The build-up is slow but not boring by any means. There is horror and a touch of sci-fi. Apart from the story about 'there is something out there in the corn' and the going ons with the creepy neighbour, this is also a very touching and beautifully sad story about bereavement, trying to cope with the violent loss of your big love. I had the feeling that Sylvester and Maria were very close, it was a bit like 'us agains the rest of the world'. And then it becomes 'Sylvester against the creeps'.
What also stuck out for me where the descriptions of the monster Sylvester encounters. A very skilled writer who can come up with the creatures and I could picture them perfectly in front of my eye whilst reading. The author certainly has a skill for good story-telling.
Completely unrelated to the story, I also enjoyed the afterthoughts of the writer, telling us how he came up with the story and finally put the story together after
I received this book from the author in return for an honest review.
About the author
Troy Aaron Ratliff was born and raised in Hamilton, Ohio and self educated in writing, art, and voice impersonations.

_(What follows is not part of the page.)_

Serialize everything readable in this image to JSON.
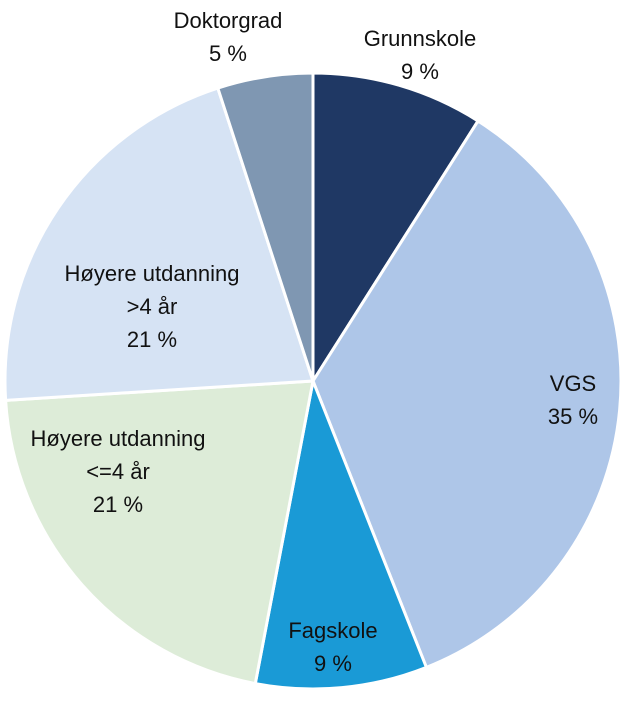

When he's not reading, writing, sketching, or cooking up his next monstrosity, you can generally find him defending the galaxy from the forces of evil, feeding hippopotamuses, dining with foreign dignitaries and Zen masters, waking up to his supermodel wife, altering the space-time inter-dimensional warp or, more than likely, stuck in traffic somewhere in Southern California on his magic carpet.